Anyway, all that to explain that pre-race wasn’t quite what I had been hoping for!  Many very painful showers later, I was in Whistler and prepping for Sunday.  Riding the bike to drop off in T1 on Saturday was painful—and I wasn’t even in aero.  The swelling was all gone, but the road rash sure did sting!  But everyone assured me it would be fine and I wouldn’t even notice; plus, it was just a training day, so there was no big pressure.  So, I carried that into the day and mostly was in denial about the entire race at all (until about halfway through the swim).

Race morning, and I was up early to prep.  A huge amount of Neosporin on my knee, plus tagaderm, covered with sports tape.  The goal was to keep that in place through the swim at a minimum, and protect it from rubbing against the wetsuit.  Another liberal amount of Neosporin on my arm, and then wrapped up tight with coband.  This, hopefully, would stay on well enough through the bike—and hopefully it would be enough cushion that I could ride in aero.

Leg patched, arm wrapped, ready to go!
We watched the full get underway first, and had fun watching the first people come in.  I missed Mac come in, somehow, too!  Super bummed :( but she swam an amazing 1:14 and it was so exciting to find out!  Last minute-struggles getting the wetsuit on.  Then forgetting my (Allen’s) garmin.  Then realizing I needed to…swim.

Swim – 37:56 (9th AG)

Rolling swim starts are great!  Hurray!  Cross the mat with just one or two others, and hit the water.  Took a few big steps as I could, and got to swimming ASAP (some people waiting a loooong time to start swimming!).  I braced myself, waiting for the shock of a combination of both cold (I hadn’t felt the water beforehand) and pain (from the road rash)…and…nothing!  YAY!  I focused on staying smooth, and everything felt good (aside from the fact that I was swimming, and swimming is dumb).  The way out went by quick.  The water was nice, there was plenty of space, really nothing noteworthy.  I did get kicked in the right knee once, which sent a wave of pain, but that was about it.  This is great!  I’m going to write about this, and have nothing to say about the swim!  Super boring and uneventful, the best kind of swim!

Alrighty, time to see what happens with swimming!
Famous.  Last.  Words (thoughts).

First turn came, and I swam cautiously and carefully, to avoid being clobbered on my right side (left hand turn, so the right was even more susceptible).  Made it fine.  Got stuck in a group, someone kept trying to runi into me.  I kept holding back.  Finally resorted to just following this guy, since I was tired of almost getting hit, and we were also now swimming into the sun and I really couldn’t see the buoy, anyway.

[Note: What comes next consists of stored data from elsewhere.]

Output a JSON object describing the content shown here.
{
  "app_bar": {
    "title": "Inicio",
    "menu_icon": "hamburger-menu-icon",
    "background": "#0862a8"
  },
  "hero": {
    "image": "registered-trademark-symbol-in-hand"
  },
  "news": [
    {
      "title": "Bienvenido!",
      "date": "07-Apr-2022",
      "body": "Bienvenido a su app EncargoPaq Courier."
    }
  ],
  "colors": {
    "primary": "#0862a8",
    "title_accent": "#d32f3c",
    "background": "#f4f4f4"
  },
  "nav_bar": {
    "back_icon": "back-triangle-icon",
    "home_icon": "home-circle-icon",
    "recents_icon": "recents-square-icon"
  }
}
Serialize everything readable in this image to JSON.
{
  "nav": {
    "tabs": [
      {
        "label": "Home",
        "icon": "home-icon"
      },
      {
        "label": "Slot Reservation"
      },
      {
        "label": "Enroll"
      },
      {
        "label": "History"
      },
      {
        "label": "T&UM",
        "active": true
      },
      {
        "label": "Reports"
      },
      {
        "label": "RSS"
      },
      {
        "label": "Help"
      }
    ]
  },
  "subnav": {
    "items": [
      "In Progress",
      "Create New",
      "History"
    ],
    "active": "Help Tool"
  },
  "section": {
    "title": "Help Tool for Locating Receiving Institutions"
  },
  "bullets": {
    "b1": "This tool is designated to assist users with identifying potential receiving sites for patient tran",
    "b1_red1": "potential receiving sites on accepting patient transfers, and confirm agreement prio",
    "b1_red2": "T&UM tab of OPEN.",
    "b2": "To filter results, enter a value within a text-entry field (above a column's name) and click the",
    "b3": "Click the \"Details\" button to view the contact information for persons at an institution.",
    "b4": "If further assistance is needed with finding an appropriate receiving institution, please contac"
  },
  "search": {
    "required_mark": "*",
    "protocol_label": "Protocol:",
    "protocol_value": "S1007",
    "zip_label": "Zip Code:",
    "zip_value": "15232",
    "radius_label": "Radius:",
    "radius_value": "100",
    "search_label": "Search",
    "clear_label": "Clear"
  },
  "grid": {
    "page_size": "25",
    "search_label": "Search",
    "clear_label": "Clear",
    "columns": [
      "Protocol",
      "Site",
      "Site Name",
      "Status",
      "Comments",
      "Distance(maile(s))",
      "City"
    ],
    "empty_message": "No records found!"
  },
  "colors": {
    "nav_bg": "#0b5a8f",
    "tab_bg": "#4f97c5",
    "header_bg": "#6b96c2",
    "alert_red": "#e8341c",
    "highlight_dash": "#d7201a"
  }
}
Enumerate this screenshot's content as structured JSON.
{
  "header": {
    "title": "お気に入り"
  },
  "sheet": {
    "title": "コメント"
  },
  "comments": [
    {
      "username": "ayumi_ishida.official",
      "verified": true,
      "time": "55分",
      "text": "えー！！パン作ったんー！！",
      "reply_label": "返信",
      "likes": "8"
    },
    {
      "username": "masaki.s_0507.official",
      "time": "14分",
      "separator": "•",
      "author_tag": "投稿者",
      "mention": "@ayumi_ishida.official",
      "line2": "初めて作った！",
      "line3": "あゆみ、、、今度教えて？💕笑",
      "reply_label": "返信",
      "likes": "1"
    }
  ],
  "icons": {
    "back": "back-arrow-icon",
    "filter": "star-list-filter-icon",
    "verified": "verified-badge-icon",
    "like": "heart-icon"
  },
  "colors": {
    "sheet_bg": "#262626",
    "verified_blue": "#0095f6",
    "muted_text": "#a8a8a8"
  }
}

Suddenly I started noticing that I saw lots of people when I was breathing to the right.  And they were all getting further away.  Something wasn’t right.  Someone was clearly off course.  Why are they all over there?  Did I miss something?  But there was still a little pack around me, and we all followed this guy up front.  I kept looking around, trying to orient myself to make sure I was going the right way.  Finally, I saw a kayaker rushing over to meet the guy out front, and I KNEW we had to be off-track.  I stopped completely, looked all the way around, and saw that we were actually swimming diagonally, and totally cutting off the second turn buoy! Nooooo!  Before seeing what the kayaker was saying, I turned and took off, back towards the buoy; as long as I made it around all the turns, I was still “on course” and I was not about to cut any corners!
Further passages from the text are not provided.